Beta-neutrino correlations from the beta decay of optically trapped $\rm^{38m}$K atoms

The $\beta\!-\!\nu$ correlation parameter, $a$, has been measured in the $0^+\!\rightarrow 0^+$ beta decay of trapped $\rm^{38m}$K (lifetime 0.924s) atoms to place limits on the possible contribution of a scalar interaction to nuclear beta decay [A.Gorelov et al., PRL, {\bf 94}, 142501(2005)]. A magneto-optical trap provides an isomerically selected and backing-free source of atoms, localized in a volume less than 1mm in diameter, so the low-energy recoiling nuclei can freely escape and be detected in coincidence with betas in back-to-back geometry. The $\beta\!-\!\nu$ correlation is measured by observing the positron in a $\Delta E-E$ telescope and the time of flight of the recoiling Ar nucleus in a micro-channel plate (MCP). The application of a uniform electric field along the detection axis toward the MCP allows separation in time of the $\rm Ar^0,Ar^+$ and higher charge states of Ar ions as well as increasing both their collection and detection efficiencies.
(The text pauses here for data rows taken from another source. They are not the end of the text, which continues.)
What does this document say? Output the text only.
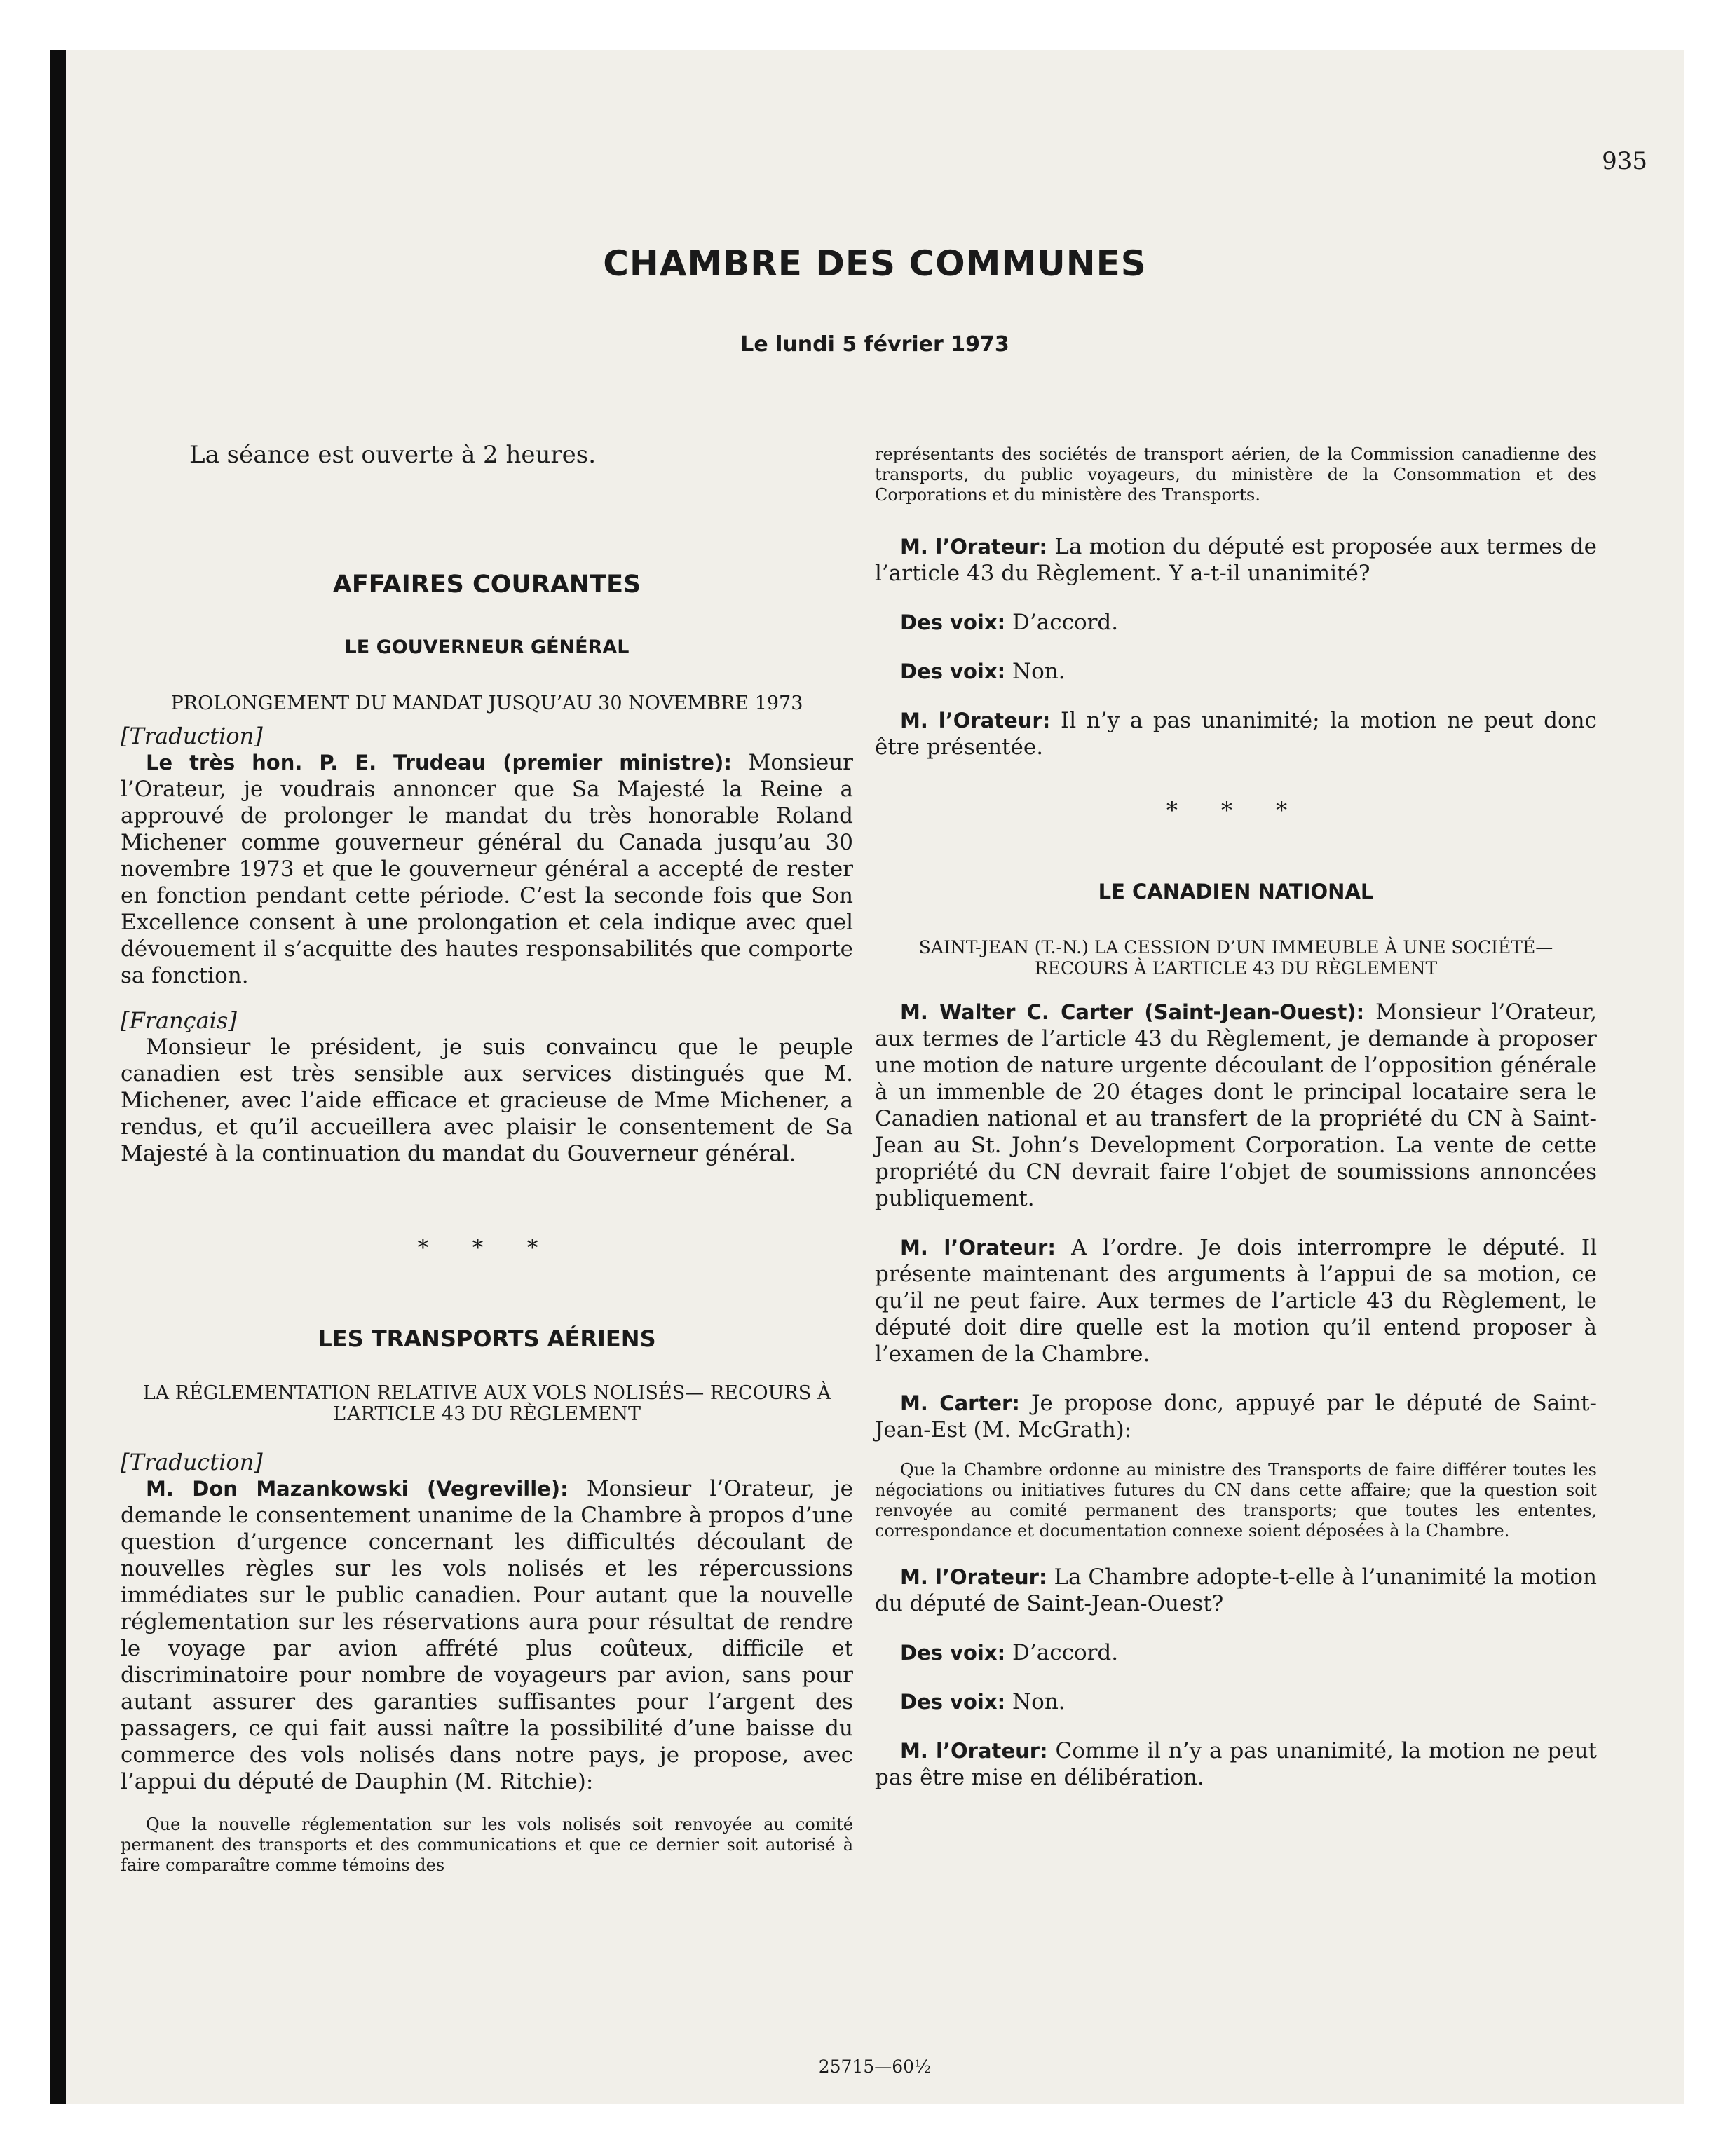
935
CHAMBRE DES COMMUNES
Le lundi 5 février 1973
25715—60½

La séance est ouverte à 2 heures.

AFFAIRES COURANTES
LE GOUVERNEUR GÉNÉRAL
PROLONGEMENT DU MANDAT JUSQU’AU 30 NOVEMBRE 1973
[Traduction]

Le très hon. P. E. Trudeau (premier ministre): Monsieur l’Orateur, je voudrais annoncer que Sa Majesté la Reine a approuvé de prolonger le mandat du très honorable Roland Michener comme gouverneur général du Canada jusqu’au 30 novembre 1973 et que le gouverneur général a accepté de rester en fonction pendant cette période. C’est la seconde fois que Son Excellence consent à une prolongation et cela indique avec quel dévouement il s’acquitte des hautes responsabilités que comporte sa fonction.

[Français]

Monsieur le président, je suis convaincu que le peuple canadien est très sensible aux services distingués que M. Michener, avec l’aide efficace et gracieuse de Mme Michener, a rendus, et qu’il accueillera avec plaisir le consentement de Sa Majesté à la continuation du mandat du Gouverneur général.

* * *
LES TRANSPORTS AÉRIENS
LA RÉGLEMENTATION RELATIVE AUX VOLS NOLISÉS— RECOURS À L’ARTICLE 43 DU RÈGLEMENT
[Traduction]

M. Don Mazankowski (Vegreville): Monsieur l’Orateur, je demande le consentement unanime de la Chambre à propos d’une question d’urgence concernant les difficultés découlant de nouvelles règles sur les vols nolisés et les répercussions immédiates sur le public canadien. Pour autant que la nouvelle réglementation sur les réservations aura pour résultat de rendre le voyage par avion affrété plus coûteux, difficile et discriminatoire pour nombre de voyageurs par avion, sans pour autant assurer des garanties suffisantes pour l’argent des passagers, ce qui fait aussi naître la possibilité d’une baisse du commerce des vols nolisés dans notre pays, je propose, avec l’appui du député de Dauphin (M. Ritchie):

Que la nouvelle réglementation sur les vols nolisés soit renvoyée au comité permanent des transports et des communications et que ce dernier soit autorisé à faire comparaître comme témoins des

représentants des sociétés de transport aérien, de la Commission canadienne des transports, du public voyageurs, du ministère de la Consommation et des Corporations et du ministère des Transports.

M. l’Orateur: La motion du député est proposée aux termes de l’article 43 du Règlement. Y a-t-il unanimité?

Des voix: D’accord.

Des voix: Non.

M. l’Orateur: Il n’y a pas unanimité; la motion ne peut donc être présentée.

* * *
LE CANADIEN NATIONAL
SAINT-JEAN (T.-N.) LA CESSION D’UN IMMEUBLE À UNE SOCIÉTÉ—RECOURS À L’ARTICLE 43 DU RÈGLEMENT

M. Walter C. Carter (Saint-Jean-Ouest): Monsieur l’Orateur, aux termes de l’article 43 du Règlement, je demande à proposer une motion de nature urgente découlant de l’opposition générale à un immenble de 20 étages dont le principal locataire sera le Canadien national et au transfert de la propriété du CN à Saint-Jean au St. John’s Development Corporation. La vente de cette propriété du CN devrait faire l’objet de soumissions annoncées publiquement.

M. l’Orateur: A l’ordre. Je dois interrompre le député. Il présente maintenant des arguments à l’appui de sa motion, ce qu’il ne peut faire. Aux termes de l’article 43 du Règlement, le député doit dire quelle est la motion qu’il entend proposer à l’examen de la Chambre.

M. Carter: Je propose donc, appuyé par le député de Saint-Jean-Est (M. McGrath):

Que la Chambre ordonne au ministre des Transports de faire différer toutes les négociations ou initiatives futures du CN dans cette affaire; que la question soit renvoyée au comité permanent des transports; que toutes les ententes, correspondance et documentation connexe soient déposées à la Chambre.

M. l’Orateur: La Chambre adopte-t-elle à l’unanimité la motion du député de Saint-Jean-Ouest?

Des voix: D’accord.

Des voix: Non.

M. l’Orateur: Comme il n’y a pas unanimité, la motion ne peut pas être mise en délibération.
Analysis of about 160,000 events with the positron energy above $2.5\,$MeV (1/2 the $Q-$value) resulted in the $\beta\!-\!\nu$ correlation parameter $\tilde a=0.9981\pm 0.0030^{+0.0032}_{-0.0037}$, consistent with the Standard Model prediction $\tilde a=1$. Future modifications of the experimental apparatus and data analysis may give us a possibility to reduce systematic errors and extend the search to lower beta energies.